Сидя на кровати как на пропастью, вдруг взбесившейся кишением плоти, я увидел те самые бедра, шуршание которых жадно ловил еще в пору притворного книголюбия, когда они неподражаемо взгромождались на высоту складной лесенки. Сквозь сумятицу потекших красок сознания и ударивших в голову желаний я различил мелкий и гладкий бег темных волосков, блестевших вокруг лона. Округлость складки, превращавшей низ живота в верхнюю часть ноги, была сумасшедшей, пронзительной, и я представил себе, как долгим поцелуем преследую ее свободное и медленное вращение.

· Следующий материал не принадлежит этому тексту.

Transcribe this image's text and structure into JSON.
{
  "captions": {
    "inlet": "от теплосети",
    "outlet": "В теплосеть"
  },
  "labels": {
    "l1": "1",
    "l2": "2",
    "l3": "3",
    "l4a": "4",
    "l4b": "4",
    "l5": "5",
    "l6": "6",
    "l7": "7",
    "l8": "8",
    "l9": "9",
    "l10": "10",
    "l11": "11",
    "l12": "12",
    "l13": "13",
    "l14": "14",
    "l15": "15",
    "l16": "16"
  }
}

Я нагнулся и приник к нежно подрагивающим, как дымка, створкам, за которыми таились несметные сокровища удовлетворений, и мое воображение в поисках достойного имени для этого святого места, к которому меня привела судьба добровольного, а теперь и подневольного затворника, не поднялось выше древнего восклицания о райском саде.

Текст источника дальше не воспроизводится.